Menelusuri sumbangan peradaban Islam di era keemasan terhadap ilmu pengetahuan seakan tak pernah ada habisnya. Di zaman kejayaannya, para ilmuwan Muslim ternyata telah berjasa mengembangkan geologi modern: sebuah cabang ilmu alam yang mempelajari bumi, komposisinya, struktur, sifat-sifat fisik, sejarah, dan proses asal mula terbentuknya bumi serta sejarah perkembangannya.
Geologi mendapat perhatian penting dari para ilmuwan Muslim di zaman kekhalifahan. Sebab, studi tentang bumi itu memiliki kegunaan dan manfaat yang sangat tinggi. Geologi mampu membantu peradaban manusia dalam menemukan dan mengatur sumber daya alam yang ada di bumi, seperti minyak bumi, batu bara, dan juga metal, seperti besi, tembaga, emas, dan uranium.
Selain itu, studi yang dikembangkan para saintis Islam itu juga sangat membantu dalam menemukan zat mineral lainnya yang memiliki nilai ekonomi, seperti asbestos, perlit, mika, fosfat, zeolit, tanah liat, pumis, kuarsa, dan silika serta elemen lainnya, termasuk belerang, klorin, dan helium. Sejak era kekhalifahan, umat Islam telah mampu menemukan ladang minyak, besi, emas, dan lainnya.
Ilmuwan Barat, Fielding H Garisson, menyatakan bahwa studi geologi modern dimulai pada era kekhalifahan. Dalam bukunya yang berjudul History of Medicine, Garisson mengatakan, "Umat Islam di abad pertengahan tak hanya mengawali berkembangnya aljabar, kimia, dan geologi, tapi juga telah meningkatkan dan memuliakan peradaban."
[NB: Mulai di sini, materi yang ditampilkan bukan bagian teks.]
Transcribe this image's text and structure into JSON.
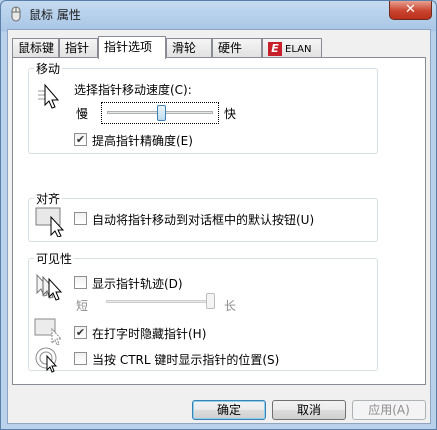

Abdus Salam (1984) dalam Islam and Science menyatakan bahwa Abu Al Raihan Al Biruni (973-1048 M) merupakan geolog Muslim perintis yang berjasa mendirikan studi geologi modern. Secara mendalam, ilmuwan Muslim abad ke-11 M itu menulis geologi India. Al Biruni melontarkan sebuah hipotesis bahwa anak benua India awalnya adalah sebuah lautan.
''Jika Anda melihat tanah India dengan mata sendiri dan mengamati alamnya, sebenarnya daratan India awalnya adalah laut,'' papar Al Biruni dalam Book of Coordinates. Ia juga menuturkan, keberadaan kerang dan fosil di wilayah negeri Hindustan menunjukkan kawasan itu adalah lautan yang kemudian meningkat menjadi daratan kering.
Berdasarkan penemuannya itu, Al Biruni menyatakan bahwa bumi secara konstan mengembang. Temuannya itu memperkuat pandangan Islam yang menyatakan bahwa bumi tak kekal. Teori bumi tak kekal yang dilontarkan Al Biruni itu berlawanan dengan keyakinan ilmuwan Yunani Kuno yang berpendapat bahwa bumi itu kekal.
Al Biruni pun lalu menyatakan bahwa bumi juga memiliki usia. Pendapat sang ilmuwan Muslim di era kekhalifahan itu terbukti. Para geolog modern akhirnya membuktikan pendapat itu dengan menyatakan bahwa usia bumi yang diperkirakan sekitar 4,5 miliar (4,5x109) tahun.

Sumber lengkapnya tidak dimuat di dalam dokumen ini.